The Story: Matty Roth begins his hazardous journey across the DMZ.

What’s Good: For a second month, Wood focuses on Matty’s current state of desperation, isolation, and self-pity.  This time around, however, he does it in a much more dynamic an effective manner.  The meat of this issue sees an extended chase sequence, when Matty meets the wrong end of a bizarre hunter and his pack of dogs.

The chase is beautiful in its metaphorical power.  It is the perfect representation of Matty’s current state and situation.  This becomes all the more clear due to the surreal elements of the scene.  The hunter is nameless and never once says a word.  Meanwhile, his dogs are intelligent and so relentless that it almost defies suspension of disbelief.  In other words, you know that there’s more going on here.  The whole thing feels nightmarish in its strangeness, while maintaining the desperation and tension of a good chase.

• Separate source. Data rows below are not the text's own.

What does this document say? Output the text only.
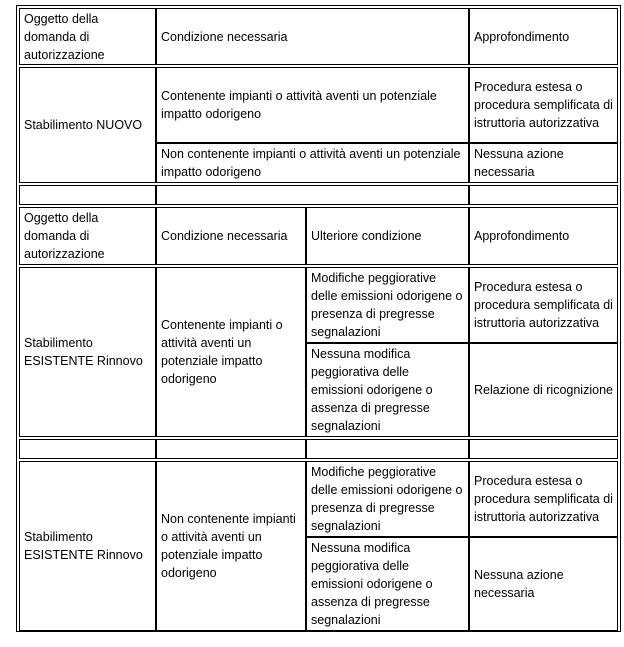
Oggetto della domanda di autorizzazione
Condizione necessaria	Approfondimento
Stabilimento NUOVO
Contenente impianti o attività aventi un potenziale impatto odorigeno
Procedura estesa o procedura semplificata di istruttoria autorizzativa
Non contenente impianti o attività aventi un potenziale impatto odorigeno
Nessuna azione necessaria
Oggetto della domanda di autorizzazione
Condizione necessaria Ulteriore condizione	Approfondimento
Stabilimento ESISTENTE Rinnovo
Contenente impianti o attività aventi un potenziale impatto odorigeno
Modifiche peggiorative delle emissioni odorigene o presenza di pregresse segnalazioni
Procedura estesa o procedura semplificata di istruttoria autorizzativa
Nessuna modifica peggiorativa delle emissioni odorigene o assenza di pregresse segnalazioni
Relazione di ricognizione
Stabilimento ESISTENTE Rinnovo
Non contenente impianti o attività aventi un potenziale impatto odorigeno
Modifiche peggiorative delle emissioni odorigene o presenza di pregresse segnalazioni
Procedura estesa o procedura semplificata di istruttoria autorizzativa
Nessuna modifica peggiorativa delle emissioni odorigene o assenza di pregresse segnalazioni
Nessuna azione necessaria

This is clearly as much a physical struggle as it is a mental, internal one.  It’s a perfect manifestation of Matty’s inner turmoil and how he views his current status.  I could not imagine a better way for Wood to get across the current themes, and mood, centered around his protagonist.  This is absolutely genius stuff that strays just a little from the series’ usual gritty realism, but not so far off course that it feels wrong or out of place.

With Matty plotting his journey across the DMZ with maps aplenty, as he’s chased by dogs and forced to dash across the broken landscape of NYC, this is a study of tension and desperation with a touch of horror.  It’s all the better thanks to Burchielli’s barren landscapes and scrawled maps.